Dans un reportage de Radio-Canada, des experts se questionnent sur la pertinence de poursuivre ce chantier dans le contexte actuel, alors que plusieurs infrastructures routières au Québec nécessitent déjà d’importants investissements.
Deux professeurs de l’École de technologie supérieure apportent leur éclairage sur les enjeux du projet.
Gabriel Jobidon souligne que des considérations financières peuvent expliquer la décision du ministère des Transports de poursuivre les travaux.
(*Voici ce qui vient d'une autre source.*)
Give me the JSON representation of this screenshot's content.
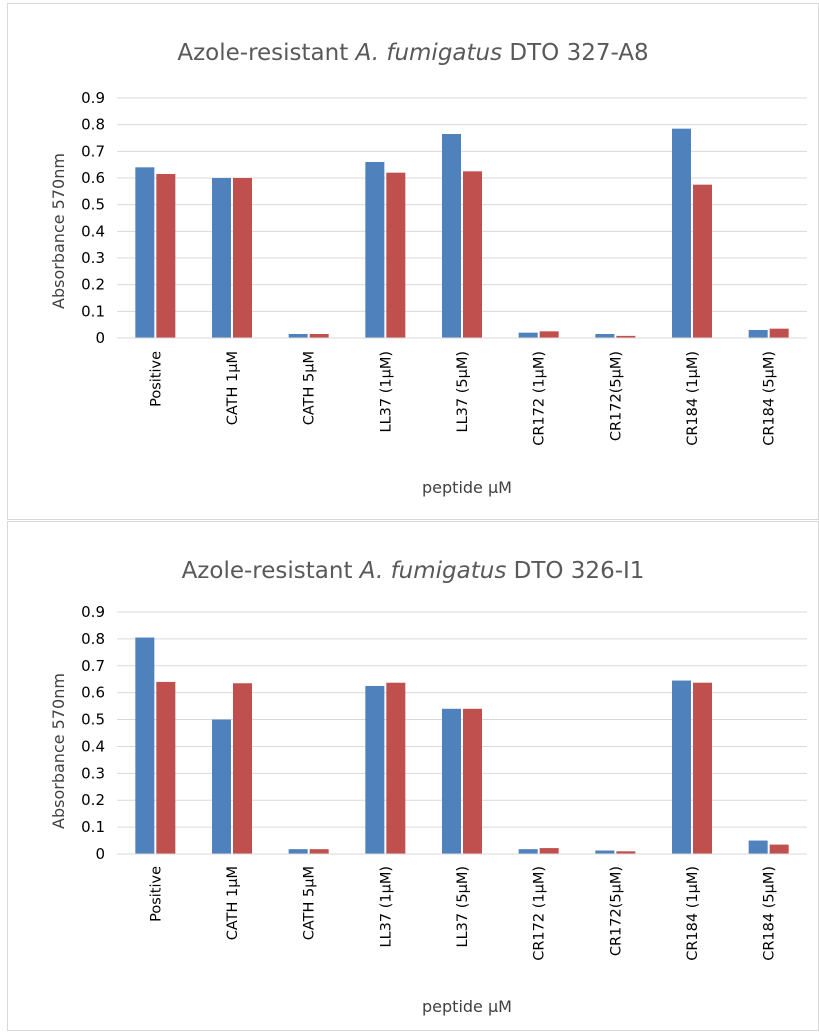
{
  "chart_data": [
    {
      "type": "bar",
      "title": "Azole-resistant A. fumigatus DTO 327-A8",
      "title_parts": {
        "prefix": "Azole-resistant ",
        "italic": "A. fumigatus",
        "suffix": " DTO 327-A8"
      },
      "xlabel": "peptide µM",
      "ylabel": "Absorbance 570nm",
      "ylim": [
        0,
        0.9
      ],
      "yticks": [
        "0",
        "0.1",
        "0.2",
        "0.3",
        "0.4",
        "0.5",
        "0.6",
        "0.7",
        "0.8",
        "0.9"
      ],
      "categories": [
        "Positive",
        "CATH 1µM",
        "CATH 5µM",
        "LL37 (1µM)",
        "LL37 (5µM)",
        "CR172 (1µM)",
        "CR172(5µM)",
        "CR184 (1µM)",
        "CR184 (5µM)"
      ],
      "series": [
        {
          "color": "#4f81bd",
          "values": [
            0.64,
            0.6,
            0.015,
            0.66,
            0.765,
            0.02,
            0.015,
            0.785,
            0.03
          ]
        },
        {
          "color": "#c0504d",
          "values": [
            0.615,
            0.6,
            0.015,
            0.62,
            0.625,
            0.025,
            0.008,
            0.575,
            0.035
          ]
        }
      ],
      "grid": true,
      "legend": "none"
    },
    {
      "type": "bar",
      "title": "Azole-resistant A. fumigatus DTO 326-I1",
      "title_parts": {
        "prefix": "Azole-resistant ",
        "italic": "A. fumigatus",
        "suffix": "  DTO 326-I1"
      },
      "xlabel": "peptide µM",
      "ylabel": "Absorbance 570nm",
      "ylim": [
        0,
        0.9
      ],
      "yticks": [
        "0",
        "0.1",
        "0.2",
        "0.3",
        "0.4",
        "0.5",
        "0.6",
        "0.7",
        "0.8",
        "0.9"
      ],
      "categories": [
        "Positive",
        "CATH 1µM",
        "CATH 5µM",
        "LL37 (1µM)",
        "LL37 (5µM)",
        "CR172 (1µM)",
        "CR172(5µM)",
        "CR184 (1µM)",
        "CR184 (5µM)"
      ],
      "series": [
        {
          "color": "#4f81bd",
          "values": [
            0.805,
            0.5,
            0.018,
            0.625,
            0.54,
            0.018,
            0.013,
            0.645,
            0.05
          ]
        },
        {
          "color": "#c0504d",
          "values": [
            0.64,
            0.635,
            0.018,
            0.637,
            0.54,
            0.022,
            0.01,
            0.637,
            0.035
          ]
        }
      ],
      "grid": true,
      "legend": "none"
    }
  ]
}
Dans ce type de projet, mettre fin à un contrat déjà bien avancé peut entraîner des coûts importants pour l’État.
De son côté, Munzer Hassan rappelle qu’il est courant, dans les grands chantiers d’infrastructures, de construire les ponts avant les routes afin de permettre la circulation des équipements et des véhicules de chantier pendant les travaux.
Le reportage met aussi en lumière les défis de planification et de développement des infrastructures dans les régions éloignées du Québec.